The same principle used to measure packet loss can be applied also to one-way delay measurement. There are two methodologies, as described hereinafter.
Note that, for all the one-way delay alternatives described in the next sections, by summing the one-way delays of the two directions of a path, it is always possible to measure the two-way delay (round-trip "virtual" delay). The Network Time Protocol (NTP) [
RFC 5905] or the IEEE 1588 Precision Time Protocol (PTP) [
IEEE-1588] (as discussed in the previous section) can be used for the timestamp formats depending on the needed precision.
The alternation of colors can be used as a time reference to calculate the delay. Whenever the color changes (which means that a new block has started), a network device can store the timestamp of the first packet of the new block; that timestamp can be compared with the timestamp of the same packet on a second router to compute packet delay.

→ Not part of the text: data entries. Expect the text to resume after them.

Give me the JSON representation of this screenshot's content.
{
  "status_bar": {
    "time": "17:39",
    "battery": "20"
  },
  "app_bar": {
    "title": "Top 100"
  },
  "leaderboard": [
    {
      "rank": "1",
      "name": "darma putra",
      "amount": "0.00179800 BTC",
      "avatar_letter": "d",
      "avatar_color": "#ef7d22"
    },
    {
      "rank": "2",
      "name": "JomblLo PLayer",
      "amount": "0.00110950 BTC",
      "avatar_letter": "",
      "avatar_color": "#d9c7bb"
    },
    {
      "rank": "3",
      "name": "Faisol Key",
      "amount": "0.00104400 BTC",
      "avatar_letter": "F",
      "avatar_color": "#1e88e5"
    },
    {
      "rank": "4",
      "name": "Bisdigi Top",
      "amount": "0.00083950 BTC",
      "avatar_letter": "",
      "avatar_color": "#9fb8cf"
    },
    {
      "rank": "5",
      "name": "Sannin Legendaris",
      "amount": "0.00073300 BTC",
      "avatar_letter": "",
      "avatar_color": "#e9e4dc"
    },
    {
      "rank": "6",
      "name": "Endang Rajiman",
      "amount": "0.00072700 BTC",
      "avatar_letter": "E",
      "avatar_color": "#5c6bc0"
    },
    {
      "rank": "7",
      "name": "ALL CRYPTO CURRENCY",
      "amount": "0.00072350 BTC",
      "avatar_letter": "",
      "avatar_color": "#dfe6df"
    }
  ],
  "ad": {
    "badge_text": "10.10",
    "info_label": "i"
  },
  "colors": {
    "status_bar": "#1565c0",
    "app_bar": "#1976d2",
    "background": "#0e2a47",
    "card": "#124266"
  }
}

When looking at
Figure 2, R1 stores the timestamp TS(A1)R1 when it sends the first packet of block 1 (A-colored), the timestamp TS(B2)R1 when it sends the first packet of block 2 (B-colored), and so on for every other block. R2 performs the same operation on the receiving side, recording TS(A1)R2, TS(B2)R2, and so on. Since the timestamps refer to specific packets (the first packet of each block), in the case where no packet loss or misordering exists, we would be sure that timestamps compared to compute delay refer to the same packets. By comparing TS(A1)R1 with TS(A1)R2 (and similarly TS(B2)R1 with TS(B2)R2, and so on), it is possible to measure the delay between R1 and R2. In order to have more measurements, it is possible to take and store more timestamps, referring to other packets within each block. The number of measurements could be increased by considering multiple packets in the block; for instance, a timestamp could be taken every N packets, thus generating multiple delay measurements. Taking this to the limit, in principle, the delay could be measured for each packet by taking and comparing the corresponding timestamps (possible but impractical from an implementation point of view).

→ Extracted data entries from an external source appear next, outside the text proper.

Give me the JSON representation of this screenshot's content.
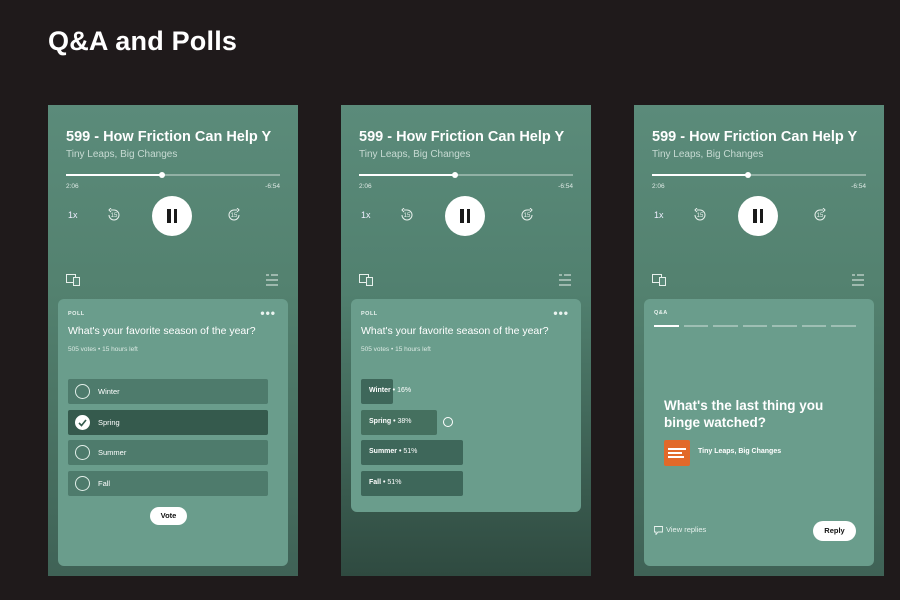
{
  "page": {
    "title": "Q&A and Polls"
  },
  "colors": {
    "background": "#1f1a1b",
    "phone_bg": "#5b8b7a",
    "card_bg": "#6a9d8c",
    "option_bg": "#4e7b6c",
    "option_selected": "#355a4d",
    "show_art": "#e2692a"
  },
  "player": {
    "episode_title": "599 - How Friction Can Help Y",
    "show_name": "Tiny Leaps, Big Changes",
    "elapsed": "2:06",
    "remaining": "-6:54",
    "progress": 0.45,
    "speed": "1x",
    "skip_back": "15",
    "skip_forward": "15",
    "icons": {
      "device": "connect-device-icon",
      "queue": "queue-icon",
      "play_pause": "pause-icon"
    }
  },
  "poll": {
    "kicker": "POLL",
    "menu": "•••",
    "question": "What's your favorite season of the year?",
    "meta": "505 votes • 15 hours left",
    "options": [
      {
        "label": "Winter",
        "selected": false
      },
      {
        "label": "Spring",
        "selected": true
      },
      {
        "label": "Summer",
        "selected": false
      },
      {
        "label": "Fall",
        "selected": false
      }
    ],
    "vote_label": "Vote"
  },
  "results": {
    "kicker": "POLL",
    "menu": "•••",
    "question": "What's your favorite season of the year?",
    "meta": "505 votes • 15 hours left",
    "items": [
      {
        "label": "Winter",
        "pct": "16%",
        "value": 16
      },
      {
        "label": "Spring",
        "pct": "38%",
        "value": 38,
        "mine": true
      },
      {
        "label": "Summer",
        "pct": "51%",
        "value": 51
      },
      {
        "label": "Fall",
        "pct": "51%",
        "value": 51
      }
    ]
  },
  "qa": {
    "kicker": "Q&A",
    "question": "What's the last thing you binge watched?",
    "show_name": "Tiny Leaps, Big Changes",
    "segments_total": 7,
    "segments_active": 1,
    "view_replies": "View replies",
    "reply_label": "Reply"
  }
}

In order to coherently compare timestamps collected on different routers, the clocks on the network nodes
MUST be in sync (
Section 5). Furthermore, a measurement is valid only if no packet loss occurs and if packet misordering can be avoided; otherwise, the first packet of a block on R1 could be different from the first packet of the same block on R2 (for instance, if that packet is lost between R1 and R2 or it arrives after the next one). Since packet misordering is generally undetectable, it is not possible to check whether the first packet on R1 is the same on R2, and this is part of the intrinsic error in this measurement.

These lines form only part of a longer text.